If the foot of the perpendicular drawn from $$(1, 9, 7)$$ to the line passing through the point $$(3, 2, 1)$$ and parallel to the planes $$x + 2y + z = 0$$ and $$3y - z = 3$$ is $$(\alpha, \beta, \gamma)$$, then $$\alpha + \beta + \gamma$$ is equal to

We need to find $$\alpha + \beta + \gamma$$ where $$(\alpha, \beta, \gamma)$$ is the foot of the perpendicular from $$(1, 9, 7)$$ to the given line.
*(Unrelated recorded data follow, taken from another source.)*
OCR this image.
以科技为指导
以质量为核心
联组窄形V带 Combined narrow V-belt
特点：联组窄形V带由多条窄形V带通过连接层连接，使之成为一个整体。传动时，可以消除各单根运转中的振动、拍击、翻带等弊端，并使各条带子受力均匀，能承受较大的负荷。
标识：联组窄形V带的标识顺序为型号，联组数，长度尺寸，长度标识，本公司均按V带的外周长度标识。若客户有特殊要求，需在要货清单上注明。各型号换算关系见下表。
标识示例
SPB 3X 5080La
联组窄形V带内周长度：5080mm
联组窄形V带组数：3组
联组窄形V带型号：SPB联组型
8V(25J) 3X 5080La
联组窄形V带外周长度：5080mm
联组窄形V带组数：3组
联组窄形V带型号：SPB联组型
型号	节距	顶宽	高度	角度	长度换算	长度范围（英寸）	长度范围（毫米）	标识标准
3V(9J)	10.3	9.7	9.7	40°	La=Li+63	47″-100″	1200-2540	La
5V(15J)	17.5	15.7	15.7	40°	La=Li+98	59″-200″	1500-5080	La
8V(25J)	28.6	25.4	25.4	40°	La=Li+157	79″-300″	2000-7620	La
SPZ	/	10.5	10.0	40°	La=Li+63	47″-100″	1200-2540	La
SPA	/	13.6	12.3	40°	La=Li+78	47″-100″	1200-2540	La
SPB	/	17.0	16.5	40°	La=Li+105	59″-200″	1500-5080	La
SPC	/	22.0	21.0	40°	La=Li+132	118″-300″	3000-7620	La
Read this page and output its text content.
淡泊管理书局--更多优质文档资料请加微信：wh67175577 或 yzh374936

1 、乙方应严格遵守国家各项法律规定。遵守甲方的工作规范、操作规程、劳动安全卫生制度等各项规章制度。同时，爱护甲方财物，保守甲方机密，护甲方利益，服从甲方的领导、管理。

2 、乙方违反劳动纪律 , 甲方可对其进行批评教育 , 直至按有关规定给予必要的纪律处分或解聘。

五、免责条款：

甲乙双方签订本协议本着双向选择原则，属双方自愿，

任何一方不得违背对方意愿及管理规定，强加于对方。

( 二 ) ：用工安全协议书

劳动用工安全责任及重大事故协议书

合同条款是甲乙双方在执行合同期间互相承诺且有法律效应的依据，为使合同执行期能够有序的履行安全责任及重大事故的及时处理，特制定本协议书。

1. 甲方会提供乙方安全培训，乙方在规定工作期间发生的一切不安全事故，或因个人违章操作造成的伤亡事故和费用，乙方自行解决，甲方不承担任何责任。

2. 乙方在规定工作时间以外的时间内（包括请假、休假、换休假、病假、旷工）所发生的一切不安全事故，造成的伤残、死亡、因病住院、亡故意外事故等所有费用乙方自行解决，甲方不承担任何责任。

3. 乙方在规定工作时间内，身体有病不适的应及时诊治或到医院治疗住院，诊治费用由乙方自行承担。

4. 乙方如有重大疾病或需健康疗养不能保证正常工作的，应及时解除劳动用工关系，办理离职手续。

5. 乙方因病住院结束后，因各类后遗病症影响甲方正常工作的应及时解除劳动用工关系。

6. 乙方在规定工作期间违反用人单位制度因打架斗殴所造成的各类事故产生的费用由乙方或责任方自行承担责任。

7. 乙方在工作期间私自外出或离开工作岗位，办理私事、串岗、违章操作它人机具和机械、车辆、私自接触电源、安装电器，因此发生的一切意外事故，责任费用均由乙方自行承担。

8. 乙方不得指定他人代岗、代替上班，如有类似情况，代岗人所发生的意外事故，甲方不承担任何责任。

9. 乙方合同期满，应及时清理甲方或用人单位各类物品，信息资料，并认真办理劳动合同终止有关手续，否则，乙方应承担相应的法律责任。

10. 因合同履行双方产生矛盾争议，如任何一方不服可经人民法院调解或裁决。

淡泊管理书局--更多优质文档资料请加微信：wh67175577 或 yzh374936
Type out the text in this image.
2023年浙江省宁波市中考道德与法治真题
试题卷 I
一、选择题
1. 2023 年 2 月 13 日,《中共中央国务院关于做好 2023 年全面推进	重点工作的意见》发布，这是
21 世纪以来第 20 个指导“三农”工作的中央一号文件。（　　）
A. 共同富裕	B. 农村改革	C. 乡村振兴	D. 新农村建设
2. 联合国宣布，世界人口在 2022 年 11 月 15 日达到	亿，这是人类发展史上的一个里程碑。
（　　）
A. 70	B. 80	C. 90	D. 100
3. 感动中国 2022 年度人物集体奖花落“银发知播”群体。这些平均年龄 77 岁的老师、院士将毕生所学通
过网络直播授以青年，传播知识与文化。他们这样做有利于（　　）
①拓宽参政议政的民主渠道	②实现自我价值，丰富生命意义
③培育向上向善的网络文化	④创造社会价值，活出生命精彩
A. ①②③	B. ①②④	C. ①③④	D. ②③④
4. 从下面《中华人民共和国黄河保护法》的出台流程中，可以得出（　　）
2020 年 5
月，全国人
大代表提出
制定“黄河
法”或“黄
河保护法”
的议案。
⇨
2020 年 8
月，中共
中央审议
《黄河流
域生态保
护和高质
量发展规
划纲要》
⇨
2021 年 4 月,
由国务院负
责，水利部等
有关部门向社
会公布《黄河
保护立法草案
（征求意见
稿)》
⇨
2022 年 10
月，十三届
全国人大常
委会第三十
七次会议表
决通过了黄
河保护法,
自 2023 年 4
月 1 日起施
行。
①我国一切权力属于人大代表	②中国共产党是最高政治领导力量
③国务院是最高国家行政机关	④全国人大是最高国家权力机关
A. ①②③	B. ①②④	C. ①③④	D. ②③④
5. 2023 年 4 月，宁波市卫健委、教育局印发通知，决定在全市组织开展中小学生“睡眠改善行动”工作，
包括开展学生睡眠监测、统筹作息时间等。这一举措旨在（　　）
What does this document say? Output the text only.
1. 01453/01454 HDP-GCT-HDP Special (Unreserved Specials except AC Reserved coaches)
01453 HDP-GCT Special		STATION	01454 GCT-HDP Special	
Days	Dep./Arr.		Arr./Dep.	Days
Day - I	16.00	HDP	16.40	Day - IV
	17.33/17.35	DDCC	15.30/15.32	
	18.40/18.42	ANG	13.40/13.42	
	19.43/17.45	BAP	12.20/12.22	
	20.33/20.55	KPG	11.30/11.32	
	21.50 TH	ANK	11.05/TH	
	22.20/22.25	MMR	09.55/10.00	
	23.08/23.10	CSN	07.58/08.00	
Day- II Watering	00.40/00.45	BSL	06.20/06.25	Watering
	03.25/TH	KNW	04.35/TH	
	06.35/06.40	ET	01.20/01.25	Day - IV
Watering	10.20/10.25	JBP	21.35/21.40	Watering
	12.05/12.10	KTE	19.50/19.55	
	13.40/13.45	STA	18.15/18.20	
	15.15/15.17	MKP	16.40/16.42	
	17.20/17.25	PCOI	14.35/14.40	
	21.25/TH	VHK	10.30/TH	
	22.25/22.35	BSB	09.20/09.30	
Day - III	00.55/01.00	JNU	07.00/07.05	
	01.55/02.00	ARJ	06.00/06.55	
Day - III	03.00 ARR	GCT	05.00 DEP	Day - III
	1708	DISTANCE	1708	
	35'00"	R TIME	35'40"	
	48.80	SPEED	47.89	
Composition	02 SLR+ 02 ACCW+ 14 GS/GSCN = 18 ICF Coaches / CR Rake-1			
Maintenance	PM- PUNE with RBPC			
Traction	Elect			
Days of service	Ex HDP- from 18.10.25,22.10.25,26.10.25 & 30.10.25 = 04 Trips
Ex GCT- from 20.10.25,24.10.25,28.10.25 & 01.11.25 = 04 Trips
The line passes through $$(3, 2, 1)$$ and is parallel to both planes $$x + 2y + z = 0$$ and $$3y - z = 3$$. Its direction is the cross product of the normals:

$$\vec{d} = (1, 2, 1) \times (0, 3, -1)$$

$$= \hat{i}(2 \cdot (-1) - 1 \cdot 3) - \hat{j}(1 \cdot (-1) - 1 \cdot 0) + \hat{k}(1 \cdot 3 - 2 \cdot 0)$$

$$= (-5, 1, 3)$$

$$(x, y, z) = (3 - 5t, 2 + t, 1 + 3t)$$

The vector from $$(1, 9, 7)$$ to a point on the line is:

$$\vec{AP} = (2 - 5t, t - 7, 3t - 6)$$

For perpendicularity: $$\vec{AP} \cdot \vec{d} = 0$$:

$$-5(2 - 5t) + 1(t - 7) + 3(3t - 6) = 0$$

$$-10 + 25t + t - 7 + 9t - 18 = 0$$

$$35t - 35 = 0 \implies t = 1$$

$$(\alpha, \beta, \gamma) = (3 - 5, 2 + 1, 1 + 3) = (-2, 3, 4)$$

$$\alpha + \beta + \gamma = -2 + 3 + 4 = 5$$

The correct answer is Option D: $$5$$.